Charles Oliver Nutter has been co-lead of the JRuby project for the past four years, working on performance and Java integration, and helping to coordinate community efforts. During that time JRuby has become a premier platform for Ruby users, allowing both a gateway to Java-centric organizations as well as an excellent Ruby implementation. Charles hopes to expand JRuby’s success to other JVM languages, building the JVM into the best platform for multi-language development.

Website

http://blog.headius.com/

Twitter

http://twitter.com/headius

What the JVM Does With your Bytecode when Nobody's Looking

Sessions

Have you tried Mirah yet?

Track: Cool Languages, friday 10:00 - 10:50

Mirah is a pragmatic approach to JVM languages. These days, we have dynamic languages offering higher productivity and fancy web frameworks, functional languages promising to save us from concurrency headaches, and static-typed languages giving us almost infinitely extensible type systems.
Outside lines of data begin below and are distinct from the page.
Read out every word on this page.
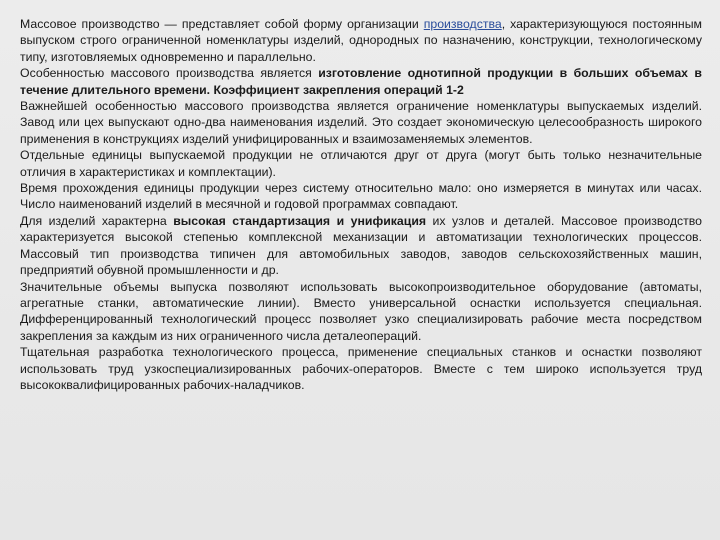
Массовое производство — представляет собой форму организации производства, характеризующуюся постоянным выпуском строго ограниченной номенклатуры изделий, однородных по назначению, конструкции, технологическому типу, изготовляемых одновременно и параллельно.

Особенностью массового производства является изготовление однотипной продукции в больших объемах в течение длительного времени. Коэффициент закрепления операций 1-2

Важнейшей особенностью массового производства является ограничение номенклатуры выпускаемых изделий. Завод или цех выпускают одно-два наименования изделий. Это создает экономическую целесообразность широкого применения в конструкциях изделий унифицированных и взаимозаменяемых элементов.

Отдельные единицы выпускаемой продукции не отличаются друг от друга (могут быть только незначительные отличия в характеристиках и комплектации).

Время прохождения единицы продукции через систему относительно мало: оно измеряется в минутах или часах. Число наименований изделий в месячной и годовой программах совпадают.

Для изделий характерна высокая стандартизация и унификация их узлов и деталей. Массовое производство характеризуется высокой степенью комплексной механизации и автоматизации технологических процессов. Массовый тип производства типичен для автомобильных заводов, заводов сельскохозяйственных машин, предприятий обувной промышленности и др.

Значительные объемы выпуска позволяют использовать высокопроизводительное оборудование (автоматы, агрегатные станки, автоматические линии). Вместо универсальной оснастки используется специальная. Дифференцированный технологический процесс позволяет узко специализировать рабочие места посредством закрепления за каждым из них ограниченного числа деталеопераций.

Тщательная разработка технологического процесса, применение специальных станков и оснастки позволяют использовать труд узкоспециализированных рабочих-операторов. Вместе с тем широко используется труд высококвалифицированных рабочих-наладчиков.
Mirah is different, delivering a rich set of language features with no runtime dependencies. It borrows Ruby's syntax for clean code, but it is static-typed with optional dynamic typing like C#. It supports macro expansions like C, making it more fluid and extensible. The type system is almost identical to Java, and the compiler can output both class files and Java source files. Come see why Mirah may be your next JVM language.

What the JVM Does With your Bytecode when Nobody's Looking

Track: Java, friday 13:00 - 13:50

Look at you, hacker. You think you know all there is about building apps for the JVM. You've used all the cool tools. You've written your own persistence library or web frameworks. Maybe you've even implemented a JVM language. But do you really know what happens to your code after you hand it off to the JVM? This talk will explore the guts of the OpenJDK VM, Hotspot. We'll take a few simple examples from bytecode through optimization and compilation all the way down to assembly code, and explore how you can ensure your code runs as fast as possible. We'll see how generational garbage collection works with the aid of VisualVM and learn a few JVM flags to help you tune it. We'll play with invokedynamic and show how it fits into the JVM story. And we'll chat about how you can take advantage of this newfound knowledge to be a better JVM user.